1978 Columbia Cup
The Bud Takes A Sip Of Victory
Muncey’s Undefeated Record Comes To Halt
By Craig Smith Times Staff Reporter
The "king of beers" boat finally beat the king of hydroplane drivers in an afternoon of racing that saw the young knight from The Squire Shop flipped from his boat and injured.
Ron Snyder in the Miss Budweiser beat Bill Muncey in the Atlas Van Lines in the Columbia Cup unlimited race yesterday. The victory came after Muncey’s boat blew a rod in its engine as it led up the backstretch on the first lap of the championship heat.
A roar of approval went up from the estimated crowd of 40,000 lining the Columbia River when Muncey came to a halt and Miss Budweiser took the lead.
Muncey won the four previous races this season and was shooting to become the first driver in unlimited history to go undefeated in an entire season. Muncey will be out for his 49th career victory Sunday on Lake Washington in the Seafair race. All he has to do to clinch this year’s national championship is win one heat.
Miss Madison, driven by Milner Irvin, was second in the championship heat and thus second in the final standings. Australia’s Miss Bud, driven by Bob Saniga, was third. The other finisher was Elliott Dog Ration (U-66), driven by Bob Miller of Everett.
Chip Hanauer, driver of both Squire Shop boats, was injured when he was flipped from the cockpit of the U-65 while jockeying for position before the start of Heat 2A.
Hanauer, 24, was attempting to turn to his right on the backstretch to improve his starting position when his boat dug into the wake of the Miss Madison and/or Miss Budweiser and spun.

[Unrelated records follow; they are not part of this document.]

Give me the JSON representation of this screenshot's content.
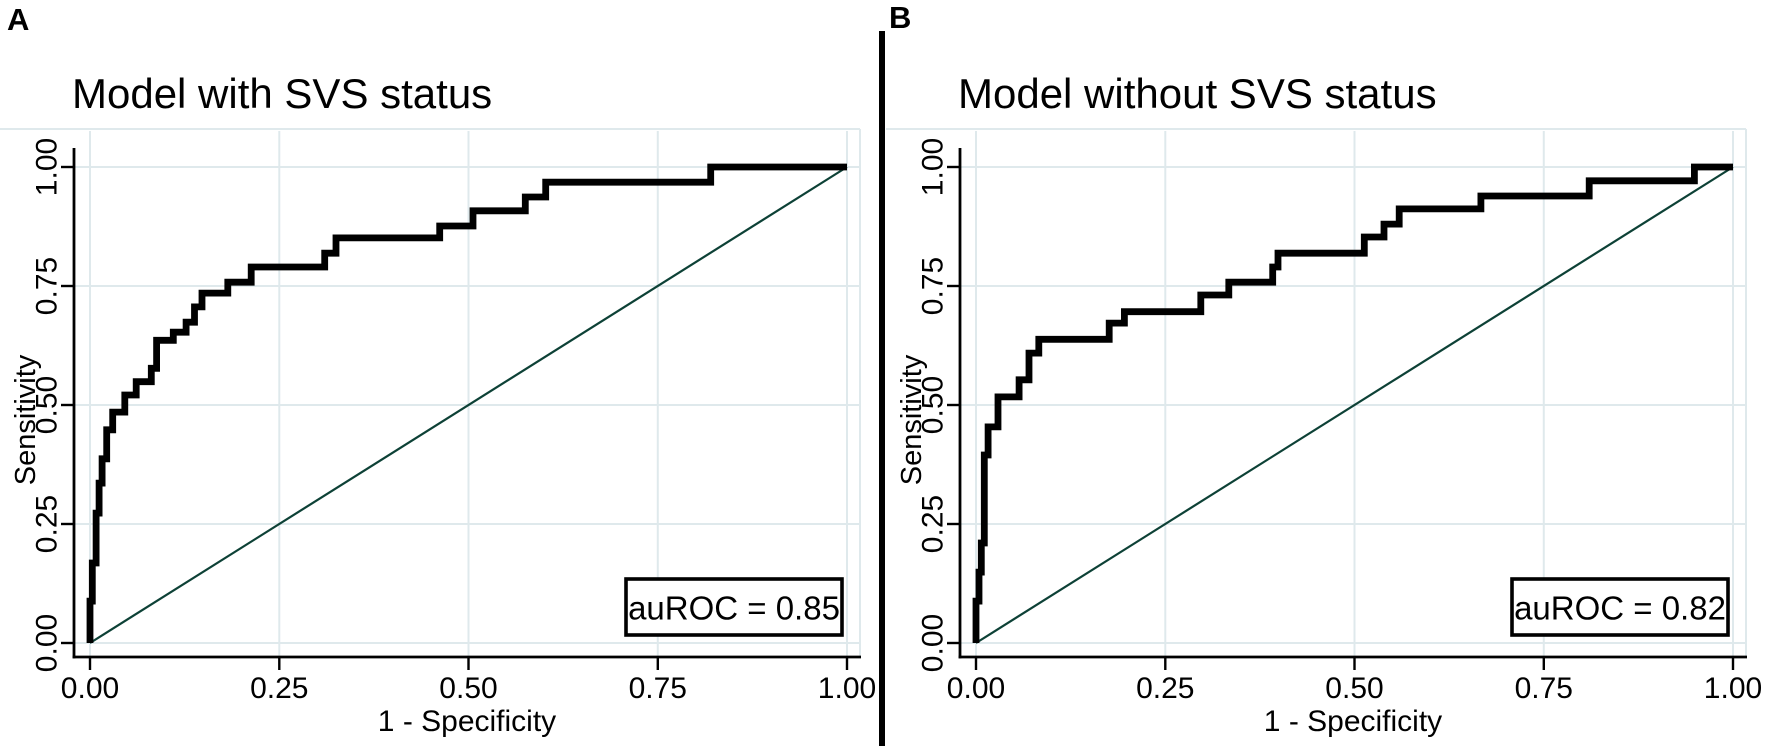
{
  "figure": {
    "background": "#ffffff",
    "panels": [
      {
        "letter": "A",
        "title": "Model with SVS status",
        "annotation": "auROC = 0.85"
      },
      {
        "letter": "B",
        "title": "Model without SVS status",
        "annotation": "auROC = 0.82"
      }
    ]
  },
  "colors": {
    "curve": "#000000",
    "reference_line": "#0d4136",
    "grid": "#dfe9ec",
    "axis": "#000000",
    "text": "#000000",
    "annotation_box_fill": "#ffffff",
    "annotation_box_border": "#000000",
    "background": "#ffffff"
  },
  "chart_data": [
    {
      "type": "line",
      "panel": "A",
      "title": "Model with SVS status",
      "xlabel": "1 - Specificity",
      "ylabel": "Sensitivity",
      "xlim": [
        0,
        1
      ],
      "ylim": [
        0,
        1
      ],
      "xtick_labels": [
        "0.00",
        "0.25",
        "0.50",
        "0.75",
        "1.00"
      ],
      "ytick_labels": [
        "0.00",
        "0.25",
        "0.50",
        "0.75",
        "1.00"
      ],
      "grid": true,
      "legend": "none",
      "annotation": "auROC = 0.85",
      "auROC": 0.85,
      "reference_line": {
        "from": [
          0,
          0
        ],
        "to": [
          1,
          1
        ]
      },
      "series": [
        {
          "name": "ROC curve",
          "points": [
            [
              0,
              0
            ],
            [
              0,
              0.088
            ],
            [
              0.003,
              0.088
            ],
            [
              0.003,
              0.168
            ],
            [
              0.008,
              0.168
            ],
            [
              0.008,
              0.273
            ],
            [
              0.012,
              0.273
            ],
            [
              0.012,
              0.336
            ],
            [
              0.016,
              0.336
            ],
            [
              0.016,
              0.387
            ],
            [
              0.022,
              0.387
            ],
            [
              0.022,
              0.448
            ],
            [
              0.03,
              0.448
            ],
            [
              0.03,
              0.485
            ],
            [
              0.046,
              0.485
            ],
            [
              0.046,
              0.521
            ],
            [
              0.061,
              0.521
            ],
            [
              0.061,
              0.549
            ],
            [
              0.081,
              0.549
            ],
            [
              0.081,
              0.577
            ],
            [
              0.088,
              0.577
            ],
            [
              0.088,
              0.636
            ],
            [
              0.11,
              0.636
            ],
            [
              0.11,
              0.653
            ],
            [
              0.127,
              0.653
            ],
            [
              0.127,
              0.674
            ],
            [
              0.138,
              0.674
            ],
            [
              0.138,
              0.706
            ],
            [
              0.148,
              0.706
            ],
            [
              0.148,
              0.735
            ],
            [
              0.182,
              0.735
            ],
            [
              0.182,
              0.758
            ],
            [
              0.213,
              0.758
            ],
            [
              0.213,
              0.79
            ],
            [
              0.31,
              0.79
            ],
            [
              0.31,
              0.819
            ],
            [
              0.325,
              0.819
            ],
            [
              0.325,
              0.851
            ],
            [
              0.462,
              0.851
            ],
            [
              0.462,
              0.876
            ],
            [
              0.506,
              0.876
            ],
            [
              0.506,
              0.908
            ],
            [
              0.575,
              0.908
            ],
            [
              0.575,
              0.937
            ],
            [
              0.602,
              0.937
            ],
            [
              0.602,
              0.968
            ],
            [
              0.82,
              0.968
            ],
            [
              0.82,
              1
            ],
            [
              1,
              1
            ]
          ]
        }
      ]
    },
    {
      "type": "line",
      "panel": "B",
      "title": "Model without SVS status",
      "xlabel": "1 - Specificity",
      "ylabel": "Sensitivity",
      "xlim": [
        0,
        1
      ],
      "ylim": [
        0,
        1
      ],
      "xtick_labels": [
        "0.00",
        "0.25",
        "0.50",
        "0.75",
        "1.00"
      ],
      "ytick_labels": [
        "0.00",
        "0.25",
        "0.50",
        "0.75",
        "1.00"
      ],
      "grid": true,
      "legend": "none",
      "annotation": "auROC = 0.82",
      "auROC": 0.82,
      "reference_line": {
        "from": [
          0,
          0
        ],
        "to": [
          1,
          1
        ]
      },
      "series": [
        {
          "name": "ROC curve",
          "points": [
            [
              0,
              0
            ],
            [
              0,
              0.088
            ],
            [
              0.004,
              0.088
            ],
            [
              0.004,
              0.149
            ],
            [
              0.007,
              0.149
            ],
            [
              0.007,
              0.21
            ],
            [
              0.011,
              0.21
            ],
            [
              0.011,
              0.395
            ],
            [
              0.016,
              0.395
            ],
            [
              0.016,
              0.454
            ],
            [
              0.029,
              0.454
            ],
            [
              0.029,
              0.517
            ],
            [
              0.057,
              0.517
            ],
            [
              0.057,
              0.553
            ],
            [
              0.07,
              0.553
            ],
            [
              0.07,
              0.609
            ],
            [
              0.083,
              0.609
            ],
            [
              0.083,
              0.638
            ],
            [
              0.176,
              0.638
            ],
            [
              0.176,
              0.672
            ],
            [
              0.196,
              0.672
            ],
            [
              0.196,
              0.696
            ],
            [
              0.297,
              0.696
            ],
            [
              0.297,
              0.731
            ],
            [
              0.334,
              0.731
            ],
            [
              0.334,
              0.758
            ],
            [
              0.392,
              0.758
            ],
            [
              0.392,
              0.79
            ],
            [
              0.399,
              0.79
            ],
            [
              0.399,
              0.819
            ],
            [
              0.513,
              0.819
            ],
            [
              0.513,
              0.853
            ],
            [
              0.539,
              0.853
            ],
            [
              0.539,
              0.88
            ],
            [
              0.559,
              0.88
            ],
            [
              0.559,
              0.912
            ],
            [
              0.667,
              0.912
            ],
            [
              0.667,
              0.939
            ],
            [
              0.81,
              0.939
            ],
            [
              0.81,
              0.971
            ],
            [
              0.949,
              0.971
            ],
            [
              0.949,
              1
            ],
            [
              1,
              1
            ]
          ]
        }
      ]
    }
  ]
}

Hanauer was pitched into the river face-down but his life jacket uprighted his face and a diver quickly went to his aid. Irvin, meanwhile, quickly turned the Miss Madison around and returned to the scene to see if his help was needed.
Hanauer suffered several bruises and contusions, including a deep bruise on his right leg above the kneecap. That injury originally was diagnosed as a fracture. After a slow ride to the pits in a rescue boat to prevent aggravating the injuries, he was rushed to a Kennewick hospital. He returned to the pits and watched the final heat and then was driven to his motel room. Last night he was under sedation.
Hanauer is not expected to race until the San Diego regatta in September, said Bob Steil, owner of The Squire Shop boats.
Steil said he doesn’t know who will drive the boats in the Seafair Race.
The Bud’s victory, earned in temperatures that hit 100 degrees, brought jubilation to the camp of last year’s national championship team. Both Miss Budweiser and Atlas Van Lines easily won their two preliminary heats to qualify for the showdown.
The Budweiser strategy had been to push Muncey and hope he would break down. It worked.
Snyder said he "had an instinct" that "something was about to happen" if he kept the pressure on Muncey.
"Call it instinct, luck or whatever, when he went down I knew I had him."
The victory was Snyder’s first in four years of unlimited racing. This is his first year of driving for Bernie Little, the Budweiser owner who ran his career win total to 29.
Muncey took the defeat graciously, and philosophically.
"I came to wits with myself about losing 10 years ago," he said, perched near the front of his boat in the pits. "For years losing was unacceptable to me. I was just a poor sport about losing. But you’re going to lose. That’s the way it is."
Muncey conceded the loss might be good for hydroplane racing. "I’m not sure it’s always good for the sport to have one team dominating."
The Budweiser camp earned $8,235 for the victory. The race purse was $22,500 and each of the 10 boats that qualified got $1,500.
|Rooster Tales: The U-65 wasn’t damaged in Hanauer’s accident. However, the camp’s U-64 has a 15-inch narrow gash near the stern on the bottom that must be repaired. The boat also needs a new propeller shaft housing. The damage was sustained when the boat lost its propeller in Heat 2B. Bob Miller was substituting for the injured Hanauer at the time . . . Hanauer’s injury is the most serious in 13 years of racing on this course, considered one of the safest in the nation. Two other drivers were pitched from their boats in earlier races. Dean Chenoweth was thrown out of Miss Budweiser in 1970 and Bob Gilliam went flying from the Pizza Pete in 1972.
In an unusual move, Miss Tri-Cities Mark N Pak was allowed to try to qualify after two preliminary heats had been run. The boat couldn’t get moving. The Mark N Pak somehow got into the draw for the final preliminary heats but after it failed to qualify, a new drawing was held . . . Two boats qualified yesterday morning for the race — Van’s P-X at more than 112 miles an hour and Oh Boy Oberto at 98-plus . . . A male skinny-dipper drew a large crowd and sheriff’s deputies before the final heat. The crowd booed when the unclad bather was handed a towel and hauled off in a sheriff’s van.